Pour tenter d'expliquer ce paradoxe, le ministre Antonio Hodgers évoquait récemment un «écolo-égoïsme genevois». Une réaction quasi épidermique à tout projet d'urbanisation, à tout abattage d'arbre, à tout changement en somme. Pourtant, densifier en ville permet de réduire le trafic pendulaire, de construire des immeubles moins gourmands en énergie et donc, à terme, de réduire l'empreinte carbone, s'évertue à répéter le ministre. Combattus par l'UDC, le MCG et des associations d'habitants telles que Sauvegarde Genève ou Pic-Vert, ces arguments sont désormais inaudibles pour une frange de son propre parti qui l'accuse de bétonner la ville.
Pour le député François Lefort, les Verts ont récemment adopté un «discours schizophrène» sur l'aménagement. «Alors que la population a besoin de logements bon marché en zones de développement, certains membres du parti défendent désormais une vision conservatrice du développement au nom du climat», déplore-t-il. Comme si, soudain, construire et préserver l'environnement, étaient devenus des objectifs inconciliables. A travers la protection des zones villas et des arbres, les opposants défendent selon lui la vision d'une ville figée. «A part bloquer tous les projets, ils ne proposent aucune solution.»

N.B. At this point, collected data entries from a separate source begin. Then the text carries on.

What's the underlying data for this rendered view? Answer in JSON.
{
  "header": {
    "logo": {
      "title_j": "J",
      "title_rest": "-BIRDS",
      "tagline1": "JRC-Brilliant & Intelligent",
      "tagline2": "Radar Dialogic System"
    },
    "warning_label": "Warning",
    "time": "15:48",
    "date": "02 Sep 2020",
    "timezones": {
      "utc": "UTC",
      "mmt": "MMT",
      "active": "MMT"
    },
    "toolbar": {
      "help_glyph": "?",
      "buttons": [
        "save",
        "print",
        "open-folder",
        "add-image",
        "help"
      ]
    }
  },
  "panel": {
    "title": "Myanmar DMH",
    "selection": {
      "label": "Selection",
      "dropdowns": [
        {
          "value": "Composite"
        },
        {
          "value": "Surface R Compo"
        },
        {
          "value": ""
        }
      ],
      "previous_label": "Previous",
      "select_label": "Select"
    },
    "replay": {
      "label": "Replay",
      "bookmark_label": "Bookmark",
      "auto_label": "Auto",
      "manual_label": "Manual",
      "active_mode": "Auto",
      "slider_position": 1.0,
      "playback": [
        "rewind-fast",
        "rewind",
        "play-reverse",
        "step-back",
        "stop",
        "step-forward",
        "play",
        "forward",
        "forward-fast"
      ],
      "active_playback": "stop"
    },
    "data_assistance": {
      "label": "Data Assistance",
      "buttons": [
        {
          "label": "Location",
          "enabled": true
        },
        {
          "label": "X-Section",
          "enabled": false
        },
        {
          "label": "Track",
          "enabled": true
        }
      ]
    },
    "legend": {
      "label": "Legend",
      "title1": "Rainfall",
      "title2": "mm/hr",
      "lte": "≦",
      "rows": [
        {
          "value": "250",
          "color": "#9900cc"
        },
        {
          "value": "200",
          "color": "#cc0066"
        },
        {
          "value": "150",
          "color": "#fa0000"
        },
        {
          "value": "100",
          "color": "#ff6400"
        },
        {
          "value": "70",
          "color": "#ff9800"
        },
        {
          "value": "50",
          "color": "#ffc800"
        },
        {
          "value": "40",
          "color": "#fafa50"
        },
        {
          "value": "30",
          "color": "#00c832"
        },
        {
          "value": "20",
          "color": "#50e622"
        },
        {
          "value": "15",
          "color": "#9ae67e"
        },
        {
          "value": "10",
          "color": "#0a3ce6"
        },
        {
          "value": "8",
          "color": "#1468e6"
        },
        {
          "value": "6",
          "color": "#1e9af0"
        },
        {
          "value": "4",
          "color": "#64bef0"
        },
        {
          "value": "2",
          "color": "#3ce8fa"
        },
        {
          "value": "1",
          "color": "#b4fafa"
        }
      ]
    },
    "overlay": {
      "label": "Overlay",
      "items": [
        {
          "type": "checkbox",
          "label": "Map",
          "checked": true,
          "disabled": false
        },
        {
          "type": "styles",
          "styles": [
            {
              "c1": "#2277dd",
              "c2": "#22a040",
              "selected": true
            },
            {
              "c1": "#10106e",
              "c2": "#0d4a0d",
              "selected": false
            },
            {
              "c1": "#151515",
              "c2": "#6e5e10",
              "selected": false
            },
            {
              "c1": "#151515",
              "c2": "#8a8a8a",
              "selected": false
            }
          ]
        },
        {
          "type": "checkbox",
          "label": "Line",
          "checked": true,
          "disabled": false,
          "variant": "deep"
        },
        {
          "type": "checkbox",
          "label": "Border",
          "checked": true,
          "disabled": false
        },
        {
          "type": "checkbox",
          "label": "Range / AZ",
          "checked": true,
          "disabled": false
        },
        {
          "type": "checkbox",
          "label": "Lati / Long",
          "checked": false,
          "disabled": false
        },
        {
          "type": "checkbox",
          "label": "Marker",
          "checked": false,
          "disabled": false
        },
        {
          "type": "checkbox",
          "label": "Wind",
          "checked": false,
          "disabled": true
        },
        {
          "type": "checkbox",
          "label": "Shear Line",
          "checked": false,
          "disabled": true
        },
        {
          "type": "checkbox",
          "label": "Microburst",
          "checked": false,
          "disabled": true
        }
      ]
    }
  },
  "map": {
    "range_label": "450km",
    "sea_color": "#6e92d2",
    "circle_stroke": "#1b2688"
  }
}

La question des abattages d’arbres
Candidat au Conseil administratif, le conseiller municipal Alfonso Gomez soutient le moratoire sur les abattages d'arbres. Sa priorité? «Rénover, arboriser, végétaliser et dégoudronner Genève.» L'élu dément néanmoins s'opposer de manière systématique aux différents projets d'aménagement. «Je suis contre un développement destructeur des espaces verts et de la zone arborée, nuance-t-il. Oui, il faut éviter le mitage du territoire et construire en ville, mais jusqu'où? Dans quelles proportions? Après avoir beaucoup bâti, Genève doit prendre un temps de respiration.» A ses yeux, le revirement du parti sur le référendum du Petit-Saconnex a brisé un tabou au sein des Verts qui osent désormais remettre en question la politique de développement du canton.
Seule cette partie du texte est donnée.